Ты читаешь глазами то, что слышимо, но безвидно. Что-то шумит: то ли котенок трехмесячный, рыжий, почти красный, — шипит на незнакомое и незнаемое, — так лебедь шипит на все, что не лебедь, медленно оглядываясь на свое отражение в воде.
Ты — часть зеркала. Ты — пузырек воздуха и жизни в стекле, объятом амальгамой. Ты оптика мира, бога и всего, что и кто стремится к центру мироздания. Ты пузырек воздуха в зеркальном стекле, и все, что попадает в кружок, в пятачок, в шарик оптический, — все становится выпуклым, круглым и шарообразным. Тебе больно пропускать сквозь себя мир — и миру одновременно сладко и горько проходить сквозь тебя, забирая тебя в себя — хоть на мгновение. Теперь ты — око. Ты око себя самого. Ты сам по себе — весь — око. Око, не видящее, но слышащее и слушающее. Око округлое, как уста, как замкнутая нежность губ и милость первого звука, уловленного в мире, во тьме светлеющей, в свете невыносимо ярком — до тьмы, в холодающем тепле рук, запястий, пальцев, которых и нет: ты не чувствуешь плоти своей потому, что ты ощущаешь целое — мироздание и трепетное, мигающее, мерцающее зеркало.

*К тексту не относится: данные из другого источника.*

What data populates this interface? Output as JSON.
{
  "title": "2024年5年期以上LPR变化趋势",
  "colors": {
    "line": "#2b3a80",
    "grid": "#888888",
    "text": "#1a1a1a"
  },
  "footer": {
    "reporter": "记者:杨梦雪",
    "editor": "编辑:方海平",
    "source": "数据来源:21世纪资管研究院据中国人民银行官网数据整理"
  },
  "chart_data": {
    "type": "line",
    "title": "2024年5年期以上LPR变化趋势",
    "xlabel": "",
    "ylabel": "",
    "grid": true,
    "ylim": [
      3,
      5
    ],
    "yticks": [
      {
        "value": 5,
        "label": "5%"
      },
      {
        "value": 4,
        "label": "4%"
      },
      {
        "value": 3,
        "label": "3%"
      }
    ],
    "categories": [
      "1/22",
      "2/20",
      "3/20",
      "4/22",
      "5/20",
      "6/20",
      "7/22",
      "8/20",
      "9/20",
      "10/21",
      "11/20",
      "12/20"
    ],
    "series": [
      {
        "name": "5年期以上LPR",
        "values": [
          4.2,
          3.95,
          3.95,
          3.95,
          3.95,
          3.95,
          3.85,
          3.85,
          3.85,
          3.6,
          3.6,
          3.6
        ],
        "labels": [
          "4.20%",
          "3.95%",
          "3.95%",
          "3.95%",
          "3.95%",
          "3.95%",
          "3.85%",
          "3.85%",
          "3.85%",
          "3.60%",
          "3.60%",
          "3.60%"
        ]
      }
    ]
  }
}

Зеркало, частью которого стал ты. Ты существуешь, исчезнув. Исчезнув, ты существуешь больше, чем все сущее. Губы, твои-нетвои, шевельнулись. Вдох. Выдох. Вдох. Выдох. Вдох — звук выдоха, почти шипение пены морской, сплющенной на песке. Вдох — звук крови, холодной и раскаленной — добела. Вдох — звук звука первого, неосознанного, природного, пустого и перенаполненного жизнью и нежизнью. Жизнь и нежизнь обнимаются в тебе. Они говорят что-то друг другу — обнявшись. Смерти нет потому, что нежизнь — живая. Живая по-иному. Живая невообразимо. Живая всегда. Живая до слез.
Нежизнь не отбрасывает тень, потому что она — свет на свете. Свет не отбрасывает тень, но прибирает ее — и становится светлее… Вдох — звук. Звук звука, звучащего в звуке любом, наполненном звуком…
Дерево отойдет от твоей могилки — будешь лежать прямо под небом. От снега и дождя тебя укроют дождь и снег. Бог подойдет, сядет на корточки и закурит. Встанет — бросит окурок траве под ноги, под снежные ноги. Нищий его докурит, разотрет в ладонях табак — пустит горькие крохи по ветру, ляжет на камень могильный. Уснет… Если смотреть из неба, то кажется, что на могиле твоей лежит цветок — черный, огромный, красивый, нетрезвый, мертвый-немертвый, живой-неживой.
Ты поешь: шаг — и ты во Вселенной, взгляд — и ты во Вселенной, вдох — и Вселенная в тебе.